No of course not, but if it comes up in conversation, one might admit to it to others. But as Ken said some people may not wish to let their peers and colleagues know this is what they like, due to judgement from others. This does not mean they are obsessed! Does that mean we should shun them, or look down on them? Absolutely not! After all if our only encouragement is "you must talk about it to all your friends and colleagues show you are a real naturist", then we risk turning people off and away.
A true obsession as mentioned in previous posts is an uncontrolable urge, or preoccupation. So by not saying something because you might feel it is either inappropriate, inopportune, or no one elses business is certainly not an obsession. This also does not make you weak of character, or ashamed, because you respect that other people might not want to have the mental image of you strutting proud and naked across an arrid coastline. We all have to learn that what is right for me, is not necessarily right for you, and we are still both equals in this world.

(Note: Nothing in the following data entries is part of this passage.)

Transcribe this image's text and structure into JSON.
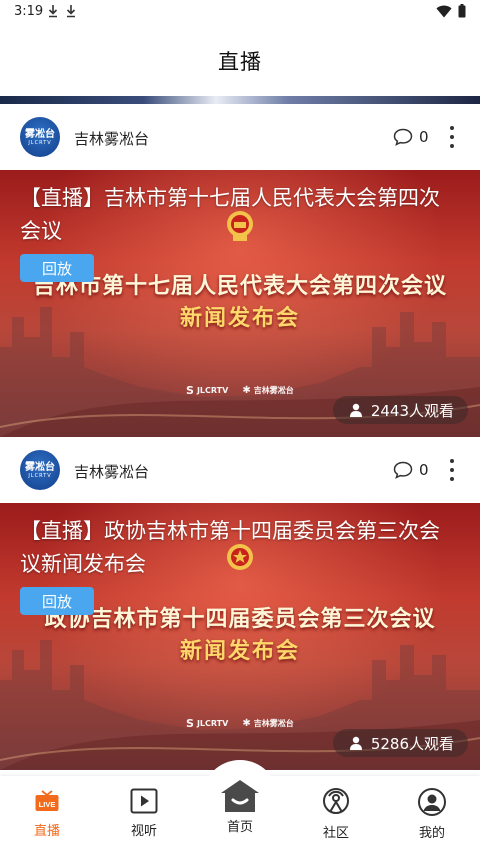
{
  "status": {
    "time": "3:19"
  },
  "header": {
    "title": "直播"
  },
  "cards": [
    {
      "channel": "吉林雾凇台",
      "avatar_text": "雾凇台",
      "avatar_sub": "JLCRTV",
      "comments": "0",
      "title": "【直播】吉林市第十七届人民代表大会第四次会议",
      "poster_title": "吉林市第十七届人民代表大会第四次会议",
      "poster_subtitle": "新闻发布会",
      "replay_label": "回放",
      "logo_a": "JLCRTV",
      "logo_b": "吉林雾凇台",
      "views": "2443人观看"
    },
    {
      "channel": "吉林雾凇台",
      "avatar_text": "雾凇台",
      "avatar_sub": "JLCRTV",
      "comments": "0",
      "title": "【直播】政协吉林市第十四届委员会第三次会议新闻发布会",
      "poster_title": "政协吉林市第十四届委员会第三次会议",
      "poster_subtitle": "新闻发布会",
      "replay_label": "回放",
      "logo_a": "JLCRTV",
      "logo_b": "吉林雾凇台",
      "views": "5286人观看"
    }
  ],
  "nav": {
    "items": [
      {
        "label": "直播",
        "icon": "live-tv-icon",
        "active": true
      },
      {
        "label": "视听",
        "icon": "play-icon",
        "active": false
      },
      {
        "label": "首页",
        "icon": "home-icon",
        "active": false
      },
      {
        "label": "社区",
        "icon": "community-icon",
        "active": false
      },
      {
        "label": "我的",
        "icon": "profile-icon",
        "active": false
      }
    ]
  },
  "colors": {
    "accent": "#f26a1b",
    "replay": "#4aa6ef",
    "poster_red": "#c23a2e"
  }
}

Of course this is where the difficulty lies, because most casual naturists/nudists would not consider a more structured environment such as a naturist resort with strict rules on (un)dress code. However when there are more people wearing bikinis and shorts, than actually nude, then even non-casual naturists might feel awkward being the odd one out. So maybe in the current world we do need clothed spaces, clothing optional places, with the emphasis being on the optional and other places that have a mandatory nude policy. All are absolutely fine and cater to different people.
Whilst no one can doubt Ken's unabashed enthusiasm for the cause, and some might even say inspirational, I think we still have to be careful about using the words like obsessed. We know that many people who enjoy it, don't want to share that with the general public. Consider having a conversation with ay hairdresser while having a trim for an annual holiday to Spain. Honestly I can't imagine hearing her mention she likes to go to Alicante just like me, but she prefers to sunbathe nude or topless there. That is hardly an appropriate conversation and such details are not really that important.

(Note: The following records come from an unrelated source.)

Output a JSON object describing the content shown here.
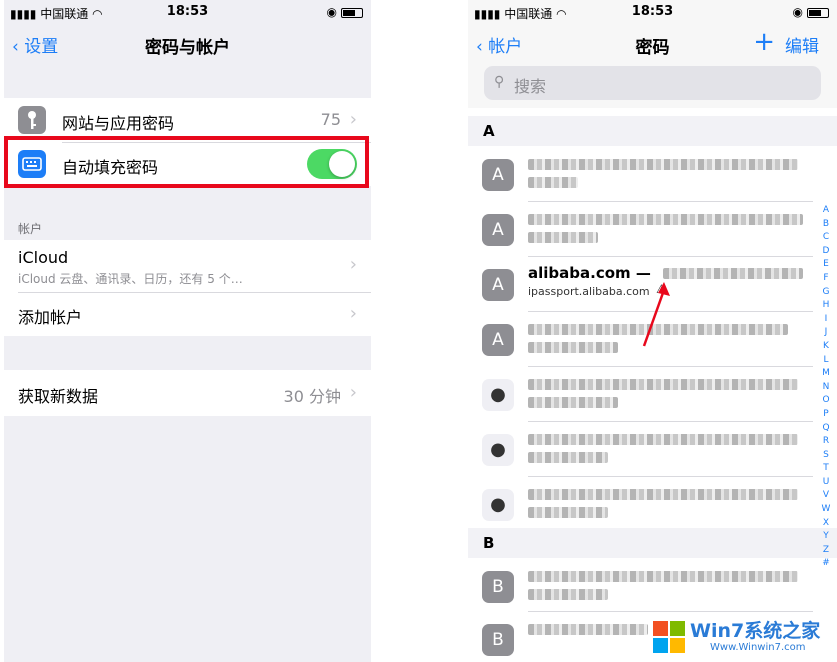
{
  "left": {
    "status": {
      "carrier": "中国联通",
      "time": "18:53"
    },
    "nav": {
      "back": "设置",
      "title": "密码与帐户"
    },
    "rows": {
      "passwords": {
        "label": "网站与应用密码",
        "value": "75"
      },
      "autofill": {
        "label": "自动填充密码",
        "toggle": "on"
      }
    },
    "section_accounts": "帐户",
    "icloud": {
      "label": "iCloud",
      "sub": "iCloud 云盘、通讯录、日历，还有 5 个…"
    },
    "add_account": "添加帐户",
    "fetch": {
      "label": "获取新数据",
      "value": "30 分钟"
    }
  },
  "right": {
    "status": {
      "carrier": "中国联通",
      "time": "18:53"
    },
    "nav": {
      "back": "帐户",
      "title": "密码",
      "add": "+",
      "edit": "编辑"
    },
    "search_placeholder": "搜索",
    "section_a": "A",
    "section_b": "B",
    "highlighted": {
      "site": "alibaba.com —",
      "domain": "ipassport.alibaba.com",
      "warning": "⚠"
    },
    "avatar_a": "A",
    "avatar_b": "B",
    "index": [
      "A",
      "B",
      "C",
      "D",
      "E",
      "F",
      "G",
      "H",
      "I",
      "J",
      "K",
      "L",
      "M",
      "N",
      "O",
      "P",
      "Q",
      "R",
      "S",
      "T",
      "U",
      "V",
      "W",
      "X",
      "Y",
      "Z",
      "#"
    ]
  },
  "watermark": {
    "text": "Win7系统之家",
    "url": "Www.Winwin7.com"
  },
  "colors": {
    "accent": "#1d7ef7",
    "toggle": "#4cd964",
    "highlight": "#e8081c"
  }
}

After all, I might enjoy playing Sudoku on my cell phone, I might spend an hour every day doing a puzzle or three. Does that mean I want or need to tell everyone that is what I do over breakfast? Well no I don't, just like me dear old grandmother enjoys going over yesterdays Daily Telegraph at breakfast, with todays edition laid out, uttering profanities about the words she missed on the quick crossword. The whole world doesn't need to know her extensive knowledge of the anglo-saxon vernacular, including four letter words that should not be mentioned in polite company.

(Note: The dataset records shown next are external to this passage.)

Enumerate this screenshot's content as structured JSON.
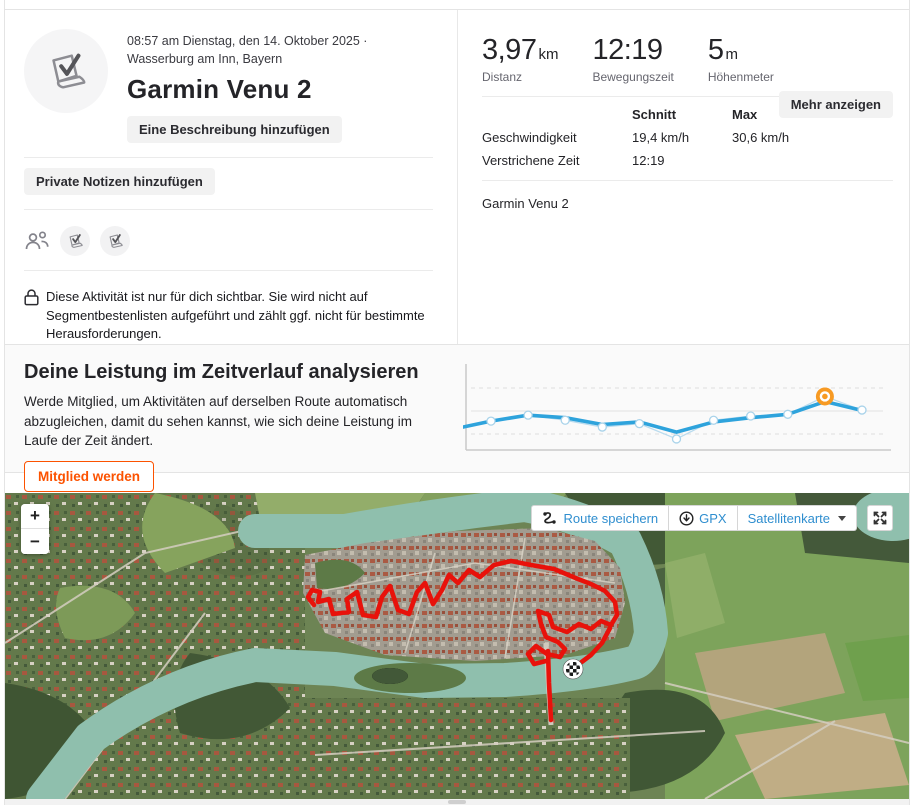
{
  "header": {
    "datetime_location": "08:57 am Dienstag, den 14. Oktober 2025 · Wasserburg am Inn, Bayern",
    "title": "Garmin Venu 2",
    "add_description_label": "Eine Beschreibung hinzufügen",
    "private_notes_label": "Private Notizen hinzufügen",
    "privacy_notice": "Diese Aktivität ist nur für dich sichtbar. Sie wird nicht auf Segmentbestenlisten aufgeführt und zählt ggf. nicht für bestimmte Herausforderungen.",
    "icons": [
      "group-icon",
      "device-badge-icon",
      "device-badge-icon"
    ]
  },
  "stats": {
    "primary": [
      {
        "value": "3,97",
        "unit": "km",
        "label": "Distanz"
      },
      {
        "value": "12:19",
        "unit": "",
        "label": "Bewegungszeit"
      },
      {
        "value": "5",
        "unit": "m",
        "label": "Höhenmeter"
      }
    ],
    "table": {
      "col_avg": "Schnitt",
      "col_max": "Max",
      "rows": [
        {
          "label": "Geschwindigkeit",
          "avg": "19,4 km/h",
          "max": "30,6 km/h"
        },
        {
          "label": "Verstrichene Zeit",
          "avg": "12:19",
          "max": ""
        }
      ],
      "more_label": "Mehr anzeigen"
    },
    "device": "Garmin Venu 2"
  },
  "promo": {
    "title": "Deine Leistung im Zeitverlauf analysieren",
    "body": "Werde Mitglied, um Aktivitäten auf derselben Route automatisch abzugleichen, damit du sehen kannst, wie sich deine Leistung im Laufe der Zeit ändert.",
    "cta_label": "Mitglied werden"
  },
  "chart_data": {
    "type": "line",
    "title": "",
    "xlabel": "",
    "ylabel": "",
    "ylim": [
      0,
      100
    ],
    "grid": "dashed horizontal",
    "legend": "none",
    "series": [
      {
        "name": "activity-points",
        "x": [
          1,
          2,
          3,
          4,
          5,
          6,
          7,
          8,
          9,
          10,
          11
        ],
        "values": [
          34,
          41,
          35,
          27,
          31,
          13,
          35,
          40,
          42,
          63,
          47
        ]
      },
      {
        "name": "trend",
        "x": [
          0.25,
          1,
          2,
          3,
          4,
          5,
          6,
          7,
          8,
          9,
          10,
          10.95
        ],
        "values": [
          27,
          34,
          41,
          38,
          30,
          33,
          21,
          33,
          38,
          42,
          57,
          47
        ]
      }
    ],
    "highlight": {
      "series": "activity-points",
      "index": 9,
      "color": "#f79a23"
    }
  },
  "map": {
    "controls": {
      "zoom_in": "+",
      "zoom_out": "−",
      "save_route": "Route speichern",
      "gpx": "GPX",
      "layer": "Satellitenkarte"
    },
    "route_color": "#e8120b",
    "water_color": "#8fbfad",
    "route": {
      "main": [
        [
          309,
          112
        ],
        [
          303,
          104
        ],
        [
          307,
          97
        ],
        [
          315,
          99
        ],
        [
          313,
          109
        ],
        [
          324,
          106
        ],
        [
          328,
          121
        ],
        [
          344,
          119
        ],
        [
          342,
          106
        ],
        [
          352,
          99
        ],
        [
          358,
          122
        ],
        [
          371,
          124
        ],
        [
          377,
          104
        ],
        [
          385,
          93
        ],
        [
          393,
          117
        ],
        [
          404,
          121
        ],
        [
          412,
          99
        ],
        [
          420,
          90
        ],
        [
          428,
          111
        ],
        [
          437,
          97
        ],
        [
          444,
          82
        ],
        [
          453,
          90
        ],
        [
          464,
          77
        ],
        [
          475,
          84
        ],
        [
          489,
          72
        ],
        [
          506,
          68
        ],
        [
          526,
          72
        ],
        [
          549,
          76
        ],
        [
          561,
          81
        ],
        [
          573,
          86
        ],
        [
          586,
          91
        ],
        [
          600,
          98
        ],
        [
          610,
          109
        ],
        [
          612,
          122
        ],
        [
          606,
          132
        ],
        [
          596,
          128
        ],
        [
          586,
          136
        ],
        [
          574,
          131
        ],
        [
          562,
          139
        ],
        [
          548,
          134
        ],
        [
          544,
          122
        ],
        [
          533,
          118
        ],
        [
          536,
          131
        ],
        [
          541,
          144
        ],
        [
          553,
          149
        ],
        [
          560,
          156
        ],
        [
          555,
          164
        ],
        [
          542,
          161
        ],
        [
          531,
          153
        ],
        [
          523,
          161
        ],
        [
          529,
          171
        ],
        [
          541,
          168
        ]
      ],
      "bridge_spur": [
        [
          543,
          158
        ],
        [
          544,
          190
        ],
        [
          546,
          227
        ]
      ],
      "finish_approach": [
        [
          605,
          135
        ],
        [
          597,
          150
        ],
        [
          586,
          162
        ],
        [
          574,
          171
        ]
      ],
      "finish_point": [
        568,
        176
      ]
    }
  },
  "accent_colors": {
    "brand_orange": "#fc5200",
    "chart_blue": "#2ea3dc",
    "map_link_blue": "#2f8ecf"
  }
}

Of course this doesn't mean that if it comes up in casual conversation, she will deny enjoying the crossword. These real world, every day conversations go something like this.
"Did you hear the presenters on that breakfast show this morning Mary dear?"
"No I was too busy with that not so quick crossword to really pay attention!"
So should I be considered as being obsessed because I would like to do my Sudoku as nature intended before getting dressed to go out on my first call of the day? I might tell someone in casual conversation, but often we don't go into details with others. Lets be straight, I am hardly going to add that "oh yes, actually I do it in the raw, as you know I am a committed naturist and perhaps you should try to do the same before getting dressed in the morning", because that does sound somewhat more obsessive.